O diretor quer demonstrar que o importante para a classe média seria a tão
sonhada estabilidade econômica, sentimento como amor seriam coisas menores,
pois o importante era a estabilidade financeira.
Mulher e jovem discutem sobre o amor
Outra cena
importante que mostra o papel da mulher da classe média na sociedade é uma
entrevista com uma dona de casa. Durante a entrevista ela descreve o seu
dia-a-dia. “Eu acho que a mulher nasceu para isso, para ser de um homem só e
cuidar da sua casa. Mas também passear um pouco não é? Por que ela não é
escrava. (...) Acho minha vida chata demais. É cuidar dos filhos, cuidar da
casa, uma praia de vez em quando, de manhã, com os filhos, com os quatro,
lavar, passar pro meu marido, comida, fazer comida, levantar de madrugada
quando ele chega das farras, botar comida para ele. Quer dizer, isso não é
vida, de maneira nenhuma” é dessa maneira que a dona de casa descreve a sua
rotina, uma rotina de trabalho e de subordinação. É dessa maneira que o
cineasta percebe a mulher da classe média, uma mulher presa ainda ao costume de
opressão e de subserviência ao marido.
Outro momento
importante do filme é numa fila de alistamento militar. O locutor apresenta a
cena da seguinte maneira: “O homem da
classe média sempre é propriedade de alguém. Hoje se alistam no exército,
breve, serão os homens dos escritórios, dos departamentos, dos arquivos.
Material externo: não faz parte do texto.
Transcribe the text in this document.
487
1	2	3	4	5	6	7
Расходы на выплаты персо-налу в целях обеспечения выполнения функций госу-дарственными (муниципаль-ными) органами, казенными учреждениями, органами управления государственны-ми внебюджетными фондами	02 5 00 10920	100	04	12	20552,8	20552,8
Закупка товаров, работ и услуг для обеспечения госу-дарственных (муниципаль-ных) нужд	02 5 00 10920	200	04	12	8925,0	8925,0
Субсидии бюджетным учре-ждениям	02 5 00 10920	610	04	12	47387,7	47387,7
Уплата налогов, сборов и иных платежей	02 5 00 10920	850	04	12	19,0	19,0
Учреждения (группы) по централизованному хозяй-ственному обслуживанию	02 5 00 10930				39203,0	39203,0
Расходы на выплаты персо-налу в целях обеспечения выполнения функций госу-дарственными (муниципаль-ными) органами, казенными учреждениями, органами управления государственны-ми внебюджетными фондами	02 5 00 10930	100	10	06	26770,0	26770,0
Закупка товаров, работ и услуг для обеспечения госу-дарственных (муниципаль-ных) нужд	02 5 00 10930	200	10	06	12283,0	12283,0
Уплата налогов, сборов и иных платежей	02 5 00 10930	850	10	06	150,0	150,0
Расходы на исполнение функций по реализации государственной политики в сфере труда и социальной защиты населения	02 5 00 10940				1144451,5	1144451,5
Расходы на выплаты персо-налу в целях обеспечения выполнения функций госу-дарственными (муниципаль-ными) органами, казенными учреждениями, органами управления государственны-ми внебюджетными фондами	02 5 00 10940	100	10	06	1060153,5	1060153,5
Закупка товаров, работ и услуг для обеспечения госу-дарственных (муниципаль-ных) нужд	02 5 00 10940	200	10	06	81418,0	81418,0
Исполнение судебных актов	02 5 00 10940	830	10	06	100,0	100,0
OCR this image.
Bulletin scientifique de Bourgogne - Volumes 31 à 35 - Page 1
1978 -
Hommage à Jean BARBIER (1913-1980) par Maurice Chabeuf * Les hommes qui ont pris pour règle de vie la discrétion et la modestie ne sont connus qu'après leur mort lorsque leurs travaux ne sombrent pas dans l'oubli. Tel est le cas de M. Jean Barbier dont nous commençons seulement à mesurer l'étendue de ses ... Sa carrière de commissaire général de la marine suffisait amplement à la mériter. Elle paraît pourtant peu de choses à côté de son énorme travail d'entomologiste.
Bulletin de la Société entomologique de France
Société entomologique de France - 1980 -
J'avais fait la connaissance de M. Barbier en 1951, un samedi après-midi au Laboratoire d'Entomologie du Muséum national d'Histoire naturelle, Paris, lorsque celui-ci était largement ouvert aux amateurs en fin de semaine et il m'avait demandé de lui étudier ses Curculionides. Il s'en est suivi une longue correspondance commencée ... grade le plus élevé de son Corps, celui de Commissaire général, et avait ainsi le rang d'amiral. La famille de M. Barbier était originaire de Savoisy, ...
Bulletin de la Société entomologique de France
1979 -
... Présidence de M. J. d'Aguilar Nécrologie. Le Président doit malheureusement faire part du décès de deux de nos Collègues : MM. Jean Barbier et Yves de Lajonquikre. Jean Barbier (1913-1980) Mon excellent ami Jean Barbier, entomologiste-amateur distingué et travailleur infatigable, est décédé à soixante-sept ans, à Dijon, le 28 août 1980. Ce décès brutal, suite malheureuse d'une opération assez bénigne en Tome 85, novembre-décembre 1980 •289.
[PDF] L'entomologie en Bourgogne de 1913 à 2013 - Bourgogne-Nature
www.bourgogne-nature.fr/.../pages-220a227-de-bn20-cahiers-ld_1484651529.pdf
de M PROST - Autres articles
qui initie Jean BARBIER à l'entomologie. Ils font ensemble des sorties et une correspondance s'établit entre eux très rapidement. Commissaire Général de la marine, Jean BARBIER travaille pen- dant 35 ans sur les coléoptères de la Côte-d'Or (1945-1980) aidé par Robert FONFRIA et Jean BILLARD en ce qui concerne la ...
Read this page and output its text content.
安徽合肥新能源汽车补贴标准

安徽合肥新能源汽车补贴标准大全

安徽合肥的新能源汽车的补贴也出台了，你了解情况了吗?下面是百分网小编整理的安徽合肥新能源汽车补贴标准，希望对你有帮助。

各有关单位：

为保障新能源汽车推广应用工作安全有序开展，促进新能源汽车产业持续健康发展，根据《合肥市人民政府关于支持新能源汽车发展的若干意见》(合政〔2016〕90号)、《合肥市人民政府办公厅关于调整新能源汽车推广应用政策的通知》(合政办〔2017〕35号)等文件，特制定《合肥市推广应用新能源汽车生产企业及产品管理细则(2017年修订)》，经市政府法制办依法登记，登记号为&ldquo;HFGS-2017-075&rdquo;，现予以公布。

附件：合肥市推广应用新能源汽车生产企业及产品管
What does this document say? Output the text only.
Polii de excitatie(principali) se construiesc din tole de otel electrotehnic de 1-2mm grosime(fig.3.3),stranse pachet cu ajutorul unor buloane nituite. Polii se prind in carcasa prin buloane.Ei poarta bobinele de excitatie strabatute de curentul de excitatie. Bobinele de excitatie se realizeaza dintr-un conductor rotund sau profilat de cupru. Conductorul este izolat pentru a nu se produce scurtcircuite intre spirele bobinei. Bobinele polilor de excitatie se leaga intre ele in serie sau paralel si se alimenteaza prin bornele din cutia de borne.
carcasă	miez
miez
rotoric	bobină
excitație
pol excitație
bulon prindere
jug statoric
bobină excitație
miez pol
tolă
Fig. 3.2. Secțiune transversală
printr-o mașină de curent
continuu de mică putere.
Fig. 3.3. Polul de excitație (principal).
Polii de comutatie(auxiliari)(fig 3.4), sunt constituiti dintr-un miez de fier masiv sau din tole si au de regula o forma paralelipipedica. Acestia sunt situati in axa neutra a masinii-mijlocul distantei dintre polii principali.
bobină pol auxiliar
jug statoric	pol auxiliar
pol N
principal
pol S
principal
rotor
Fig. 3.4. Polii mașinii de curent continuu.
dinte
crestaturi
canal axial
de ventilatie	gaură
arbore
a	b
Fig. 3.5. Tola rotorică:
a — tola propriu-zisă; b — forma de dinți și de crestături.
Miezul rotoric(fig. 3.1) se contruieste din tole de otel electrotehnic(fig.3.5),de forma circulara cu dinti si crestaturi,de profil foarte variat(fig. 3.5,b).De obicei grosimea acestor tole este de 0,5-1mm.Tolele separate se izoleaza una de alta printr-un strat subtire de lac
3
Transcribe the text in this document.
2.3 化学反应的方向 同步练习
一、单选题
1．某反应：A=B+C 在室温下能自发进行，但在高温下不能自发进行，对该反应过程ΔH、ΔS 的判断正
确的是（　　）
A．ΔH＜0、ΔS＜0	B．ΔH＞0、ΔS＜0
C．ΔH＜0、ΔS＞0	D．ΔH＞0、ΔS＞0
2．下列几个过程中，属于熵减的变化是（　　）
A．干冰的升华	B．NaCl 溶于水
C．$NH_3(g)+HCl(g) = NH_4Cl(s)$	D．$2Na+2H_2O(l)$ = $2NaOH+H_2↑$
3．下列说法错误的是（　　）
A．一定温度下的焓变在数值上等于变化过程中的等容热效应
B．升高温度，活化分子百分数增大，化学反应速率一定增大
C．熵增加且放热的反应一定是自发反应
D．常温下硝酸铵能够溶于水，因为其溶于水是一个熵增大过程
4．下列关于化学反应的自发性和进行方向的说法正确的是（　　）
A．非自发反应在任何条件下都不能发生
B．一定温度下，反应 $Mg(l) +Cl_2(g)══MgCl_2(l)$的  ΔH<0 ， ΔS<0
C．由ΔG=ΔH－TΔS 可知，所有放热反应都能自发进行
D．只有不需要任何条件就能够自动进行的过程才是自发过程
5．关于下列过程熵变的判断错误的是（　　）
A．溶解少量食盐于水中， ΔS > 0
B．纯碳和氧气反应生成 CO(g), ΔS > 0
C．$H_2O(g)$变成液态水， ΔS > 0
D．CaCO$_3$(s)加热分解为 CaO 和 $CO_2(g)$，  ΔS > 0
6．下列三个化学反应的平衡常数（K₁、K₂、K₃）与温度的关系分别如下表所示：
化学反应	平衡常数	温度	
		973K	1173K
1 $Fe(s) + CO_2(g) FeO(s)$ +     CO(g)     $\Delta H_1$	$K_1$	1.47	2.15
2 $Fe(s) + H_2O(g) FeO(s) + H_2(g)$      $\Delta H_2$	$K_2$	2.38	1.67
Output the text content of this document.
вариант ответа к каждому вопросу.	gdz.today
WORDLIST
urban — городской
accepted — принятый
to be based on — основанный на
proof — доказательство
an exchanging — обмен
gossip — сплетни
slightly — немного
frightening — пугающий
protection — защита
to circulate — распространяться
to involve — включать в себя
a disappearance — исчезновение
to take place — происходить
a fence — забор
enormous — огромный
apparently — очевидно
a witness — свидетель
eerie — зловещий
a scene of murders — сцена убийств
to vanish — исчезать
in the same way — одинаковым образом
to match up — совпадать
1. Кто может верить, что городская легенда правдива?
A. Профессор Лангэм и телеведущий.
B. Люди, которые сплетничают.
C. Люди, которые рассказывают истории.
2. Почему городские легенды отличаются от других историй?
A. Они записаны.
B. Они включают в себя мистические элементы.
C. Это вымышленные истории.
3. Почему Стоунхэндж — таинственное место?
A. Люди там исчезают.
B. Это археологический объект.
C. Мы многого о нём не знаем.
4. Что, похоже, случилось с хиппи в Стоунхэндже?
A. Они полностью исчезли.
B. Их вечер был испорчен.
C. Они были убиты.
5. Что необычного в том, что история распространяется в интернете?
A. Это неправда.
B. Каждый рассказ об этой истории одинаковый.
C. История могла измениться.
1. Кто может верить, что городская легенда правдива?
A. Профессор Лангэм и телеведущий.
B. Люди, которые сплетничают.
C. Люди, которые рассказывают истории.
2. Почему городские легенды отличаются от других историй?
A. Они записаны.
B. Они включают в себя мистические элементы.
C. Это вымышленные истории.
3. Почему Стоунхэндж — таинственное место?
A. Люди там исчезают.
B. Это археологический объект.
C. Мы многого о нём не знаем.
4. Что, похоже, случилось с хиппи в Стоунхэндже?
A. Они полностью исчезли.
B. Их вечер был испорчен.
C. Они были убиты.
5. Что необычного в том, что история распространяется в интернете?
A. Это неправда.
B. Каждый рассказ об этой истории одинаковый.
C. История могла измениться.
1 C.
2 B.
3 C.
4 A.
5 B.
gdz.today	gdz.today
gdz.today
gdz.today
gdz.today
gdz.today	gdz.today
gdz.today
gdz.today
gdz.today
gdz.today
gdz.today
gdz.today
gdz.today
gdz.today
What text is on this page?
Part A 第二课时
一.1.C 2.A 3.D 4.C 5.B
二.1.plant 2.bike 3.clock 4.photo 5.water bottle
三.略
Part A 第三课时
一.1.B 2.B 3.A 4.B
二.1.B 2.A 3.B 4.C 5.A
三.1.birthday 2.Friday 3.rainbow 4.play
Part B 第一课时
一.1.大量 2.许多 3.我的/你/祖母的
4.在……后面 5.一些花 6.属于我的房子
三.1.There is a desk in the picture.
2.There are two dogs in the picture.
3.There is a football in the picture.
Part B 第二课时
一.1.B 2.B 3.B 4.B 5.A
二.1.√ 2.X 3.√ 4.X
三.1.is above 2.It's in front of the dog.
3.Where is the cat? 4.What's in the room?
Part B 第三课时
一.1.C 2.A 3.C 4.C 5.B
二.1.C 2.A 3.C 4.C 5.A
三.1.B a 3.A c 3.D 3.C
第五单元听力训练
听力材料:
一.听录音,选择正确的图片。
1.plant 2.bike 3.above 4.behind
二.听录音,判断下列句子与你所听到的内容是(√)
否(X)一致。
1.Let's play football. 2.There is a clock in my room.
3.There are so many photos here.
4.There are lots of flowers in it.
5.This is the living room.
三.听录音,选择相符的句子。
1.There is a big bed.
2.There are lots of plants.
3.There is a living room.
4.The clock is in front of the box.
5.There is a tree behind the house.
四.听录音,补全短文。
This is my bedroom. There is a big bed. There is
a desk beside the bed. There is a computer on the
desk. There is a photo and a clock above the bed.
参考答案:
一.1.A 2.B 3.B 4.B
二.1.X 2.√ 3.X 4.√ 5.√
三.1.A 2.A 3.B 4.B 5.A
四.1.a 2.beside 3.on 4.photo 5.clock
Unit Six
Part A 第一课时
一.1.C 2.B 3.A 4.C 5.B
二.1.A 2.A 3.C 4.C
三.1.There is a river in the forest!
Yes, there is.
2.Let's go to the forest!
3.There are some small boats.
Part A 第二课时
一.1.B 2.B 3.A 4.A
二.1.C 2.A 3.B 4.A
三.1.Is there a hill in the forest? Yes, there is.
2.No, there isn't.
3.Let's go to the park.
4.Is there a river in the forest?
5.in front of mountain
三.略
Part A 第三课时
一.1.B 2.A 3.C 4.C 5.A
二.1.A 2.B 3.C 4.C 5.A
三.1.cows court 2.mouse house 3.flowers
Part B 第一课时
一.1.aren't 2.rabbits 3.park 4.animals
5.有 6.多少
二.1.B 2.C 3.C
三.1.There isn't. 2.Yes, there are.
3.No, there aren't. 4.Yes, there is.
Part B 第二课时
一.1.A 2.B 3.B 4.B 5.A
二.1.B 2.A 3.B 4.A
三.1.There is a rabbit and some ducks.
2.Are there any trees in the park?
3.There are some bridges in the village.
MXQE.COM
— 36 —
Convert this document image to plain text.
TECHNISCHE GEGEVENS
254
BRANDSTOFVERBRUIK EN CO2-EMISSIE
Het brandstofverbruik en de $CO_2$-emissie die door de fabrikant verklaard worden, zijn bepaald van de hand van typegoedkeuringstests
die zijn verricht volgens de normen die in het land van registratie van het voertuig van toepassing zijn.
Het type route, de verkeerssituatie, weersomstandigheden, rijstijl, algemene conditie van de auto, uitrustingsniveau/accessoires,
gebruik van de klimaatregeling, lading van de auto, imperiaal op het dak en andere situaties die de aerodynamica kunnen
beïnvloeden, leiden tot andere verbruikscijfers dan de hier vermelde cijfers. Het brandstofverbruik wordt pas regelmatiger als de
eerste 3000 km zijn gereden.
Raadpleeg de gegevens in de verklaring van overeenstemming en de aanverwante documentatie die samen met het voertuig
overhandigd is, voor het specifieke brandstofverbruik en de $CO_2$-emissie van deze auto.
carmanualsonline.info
Terão
crenças, chefes e dignidade. Serão chamados nos jornais de a opinião pública e
ficarão orgulhosos de cumprir as funções da nacionalidade”. Depois da fala
em off os jovens presentes no
alistamento começam a responder o por que de estarem ali. Não há em nenhum dos
depoimentos alguma referencia sobre o golpe de militar, parece que muitos até
nem dão conta do fato ocorrido (vale lembrar que o filme foi feito em 1967, ou
seja, depois do golpe de 1964). O único argumento apresentado é que o
alistamento “seria mais um passo na formação do homem”. Logo em seguida
aparecem cenas dentro de uma repartição pública. Neste momento do filme há uma sequencia
interessante. Há o depoimento de um funcionário que diz não se importar com o
que produz por que não é da alçada dele saber, quem deve saber a importância do
que ele produz são os seus “superiores”, seus chefes. Depois de tal cena, é a
vez do chefe fazer seu discurso e ressaltar o que o seu subordinado tinha
acabado de afirmar. Impossível não se lembrar das teorias da mais-valia e da
alienação do trabalho de Karl Marx.
O filme segue dando vários exemplos da
alienação da classe média brasileira, seu total desconhecimento do momento pelo
qual o país estava passando. Uma dessas cenas é uma que ocorre no meio da rua
onde as pessoas foram convidadas para darem sua opinião sobre qual seria a
solução para o problema do país. As respostas que vemos surgir na tela são
várias, desde a defesa da Amazônia, passando pelos problemas da fome, inflação
até o desenvolvimento da agricultura etc. Para logo em seguida o narrador
desferir seu último olhar acerca dessa classe: “Disse o sociólogo norte-americano Wright Mills: a história da classe
média é uma história sem fatos. Seus interesses comuns nunca levam a unidade.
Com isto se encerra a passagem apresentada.